O ensaio “atreveu-se a usar um modelo altamente inovador e pragmático, o que permitiu à equipa na Guiné-Conacri a aceder à vacina no meio de uma epidemia”, defendeu Jeremy Farrar, especialista e especialista em doenças infecciosas e director do Wellcome Trust, no Reino Unido. “A nossa esperança é que a vacina ajude agora a acabar com esta epidemia e que vá estar disponível para epidemias futuras inevitáveis do ébola”, disse, numa declaração.
A organização Médicos Sem Fronteiras, que liderou a luta contra o ébola na África Ocidental, está agora a pedir que a VSV-ZEBOV seja aplicada nos outros países que sofreram com este surto: a Libéria e a Serra Leoa.

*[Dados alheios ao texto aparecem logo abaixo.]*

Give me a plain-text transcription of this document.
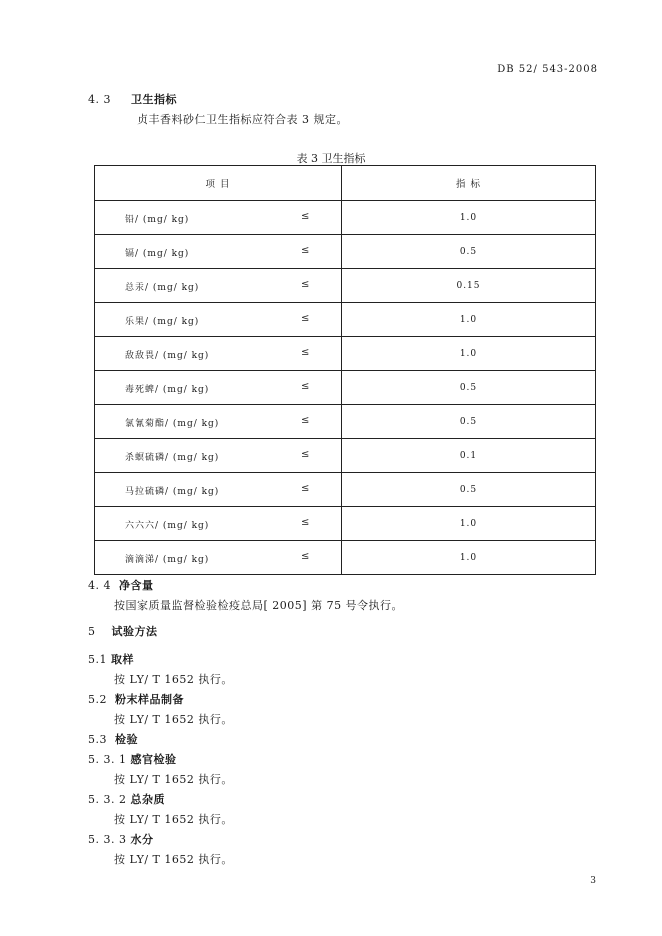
DB 52/ 543-2008
4. 3 卫生指标
贞丰香料砂仁卫生指标应符合表 3 规定。
表 3 卫生指标
项 目	指 标

铅/ (mg/ kg) ≤	1.0

镉/ (mg/ kg) ≤	0.5

总汞/ (mg/ kg) ≤	0.15

乐果/ (mg/ kg) ≤	1.0

敌敌畏/ (mg/ kg) ≤	1.0

毒死蜱/ (mg/ kg) ≤	0.5

氯氰菊酯/ (mg/ kg) ≤	0.5

杀螟硫磷/ (mg/ kg) ≤	0.1

马拉硫磷/ (mg/ kg) ≤	0.5

六六六/ (mg/ kg) ≤	1.0

滴滴涕/ (mg/ kg) ≤	1.0
4. 4 净含量
按国家质量监督检验检疫总局[ 2005] 第 75 号令执行。
5 试验方法
5.1 取样
按 LY/ T 1652 执行。
5.2 粉末样品制备
按 LY/ T 1652 执行。
5.3 检验
5. 3. 1 感官检验
按 LY/ T 1652 执行。
5. 3. 2 总杂质
按 LY/ T 1652 执行。
5. 3. 3 水分
按 LY/ T 1652 执行。
3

Segundo a organização, a vacina poderá cortar a cadeia de transmissão do vírus e proteger o pessoal médico que está na linha da frente na luta contra a doença.
O sucesso do ensaio clínico na Guiné-Conacri é um alívio enorme para os investigadores. Muitos deles temiam que o declínio acelerado dos novos casos de ébola neste ano afundasse a esperança de provar que uma vacina podia resultar. Outro grande ensaio na Libéria, pensado para 28.000 pessoas, teve de terminar depois só ter tido 1500 participantes, e os planos para fazer um ensaio na Serra Leoa não foram para a frente. Assim, os testes na Guiné-Conacri, onde o ébola continua a infectar pessoas, eram a única esperança real de se demonstrar a eficácia da vacina.